Terkait dengan pertanyaan tentang ruang cakupan jenis tindak pidana dalam RUU ini, Komisi III DPR RI melakukan penelitian dan pendalaman terhadap jenis-jenis tindak pidana yang diatur dalam RUU ini, ujarnya dalam keterangan tertulis, Sabtu (29/8).

Ia menyebut tindak pidana terkait jenis tindak pidana dengan motif ekonomi ataupun yang berdampak luas terhadap masyarakat juga menjadi perhatian.

“Para ahli hukum menyampaikan bahwa tindak pidana yang diatur sebaiknya merupakan tindak pidana yang bermotif ekonomi, merugikan negara dan masyarakat luas, atau memiliki tingkat keseriusan tinggi dan berdampak pada masyarakat secara ekonomi,” katanya.

Baca Juga :  Antusias Siswa Disabilitas di Kendari Ramaikan HUT RI, Orangtua Ikut Urunan Nyumbang

Komisi III DPR, kata dia, telah melakukan perbandingan terhadap aturan kinerja aset yang berlaku di sejumlah negara.

Ia juga mencontohkan di Selandia Baru perampasan aset tanpa hukuman pidana dapat diterapkan pada tindak pidana yang bersifat signifikan. Serta ancaman hukuman penjaranya lebih dari lima tahun dan memiliki nilai lebih dari NZ$ 30 ribu.

Sementara Singapura, Paraguay, Uruguay, Filipina, Swiss, dan Belanda memiliki ketentuan perampasan aset yang dapat diterapkan terhadap tindak pidana narkotika atau kejahatan serius.
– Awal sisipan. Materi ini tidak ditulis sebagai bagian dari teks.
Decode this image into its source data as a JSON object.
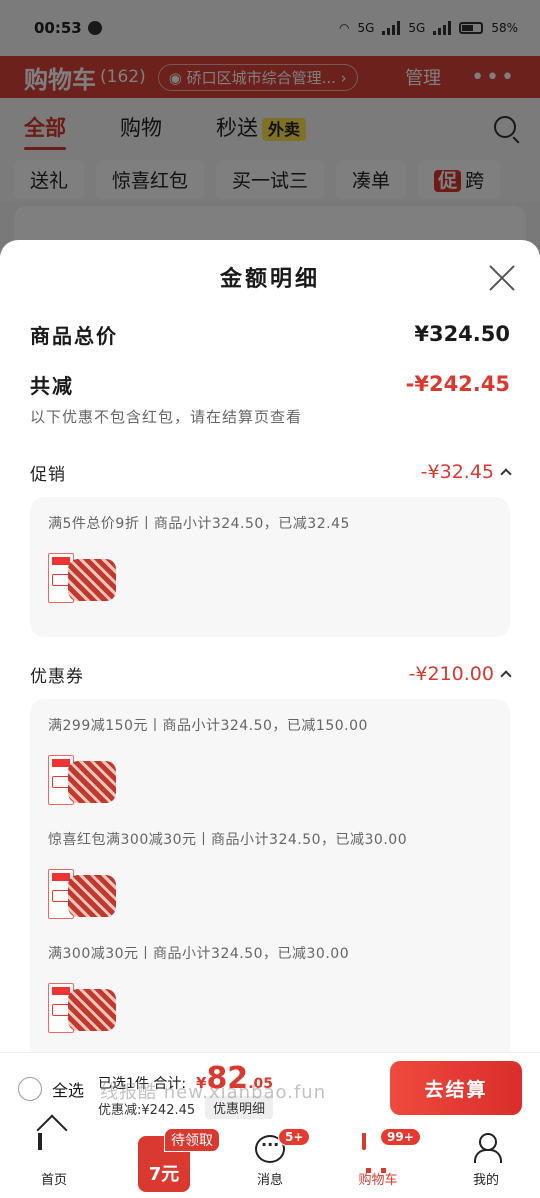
{
  "status_bar": {
    "time": "00:53",
    "network_a": "5G",
    "network_b": "5G",
    "battery": "58%"
  },
  "cart": {
    "title": "购物车",
    "count": "(162)",
    "address": "硚口区城市综合管理...",
    "address_arrow": "›",
    "manage": "管理",
    "more": "•••",
    "tabs": [
      {
        "label": "全部"
      },
      {
        "label": "购物"
      },
      {
        "label": "秒送",
        "badge": "外卖"
      }
    ],
    "filters": [
      "送礼",
      "惊喜红包",
      "买一试三",
      "凑单"
    ],
    "filter_promo_tag": "促",
    "filter_promo_label": "跨"
  },
  "sheet": {
    "title": "金额明细",
    "goods_total_label": "商品总价",
    "goods_total_value": "¥324.50",
    "total_reduce_label": "共减",
    "total_reduce_value": "-¥242.45",
    "note": "以下优惠不包含红包，请在结算页查看",
    "promo": {
      "label": "促销",
      "value": "-¥32.45",
      "items": [
        {
          "text": "满5件总价9折丨商品小计324.50，已减32.45"
        }
      ]
    },
    "coupon": {
      "label": "优惠券",
      "value": "-¥210.00",
      "items": [
        {
          "text": "满299减150元丨商品小计324.50，已减150.00"
        },
        {
          "text": "惊喜红包满300减30元丨商品小计324.50，已减30.00"
        },
        {
          "text": "满300减30元丨商品小计324.50，已减30.00"
        }
      ]
    }
  },
  "checkout": {
    "select_all": "全选",
    "selected": "已选1件 合计:",
    "currency": "¥",
    "amount_int": "82",
    "amount_dec": ".05",
    "discount": "优惠减:¥242.45",
    "detail_button": "优惠明细",
    "checkout_button": "去结算",
    "watermark": "线报酷 new.xianbao.fun"
  },
  "nav": {
    "items": [
      {
        "label": "首页"
      },
      {
        "label": ""
      },
      {
        "label": "消息",
        "badge": "5+"
      },
      {
        "label": "购物车",
        "badge": "99+"
      },
      {
        "label": "我的"
      }
    ],
    "gift_tag": "待领取",
    "gift_amount": "7元"
  },
  "colors": {
    "accent": "#d9392f",
    "waimai_badge": "#ffe24d"
  }
}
Sedangkan Italia mengatur secara lebih rinci yakni Tindak Pidana Korupsi, Mafia dan Tindak Pidana Terorganisasi yang terkategori serius lainnya.

Baca Juga :  Wakili Wajah Wastra Sultra, Tenun Kapopodo Ludes Terjual Selama Event Karya Kreatif Indonesia 2026

Selanjutnya Amerika Serikat fokus pada Narkotika, Penipuan, Korupsi dan tindak pidana terorganisasi lainnya. Kemudian Australia dan Inggris perampasan Aset tanpa jalur pidana diberlakukan pada kasus-kasus besar yang ditangani oleh pengadilan yang lebih tinggi.

Habiburokhman menegaskan berkomitmen agar RUU Perampasan Aset terkait Tindak Pidana dapat berjalan efektif, proporsional, berkeadilan, dan berkemanfaatan. Ia mengatakan masukan dari masyarakat dan para ahli akan menjadi pertimbangan dalam penyusunan RUU tersebut.

“Mencermati masukan tersebut, dalam penyusunan RUU Perampasan Aset terkait Tindak Pidana, Komisi III DPR RI saat ini telah memasukkan dalam daftar mengenai tindak pidana yang dapat dikenai perampasan aset dalam undang-undang ini,” ujarnya.

“Masukan dari masyarakat, seperti unsur masyarakat maupun para ahli, menjadi tumpuan bagi Komisi III DPR RI untuk membuat rancangan undang-undang yang partisipatif, komprehensif, dan sesuai dengan kepentingan bangsa dan negara,” imbuhnya.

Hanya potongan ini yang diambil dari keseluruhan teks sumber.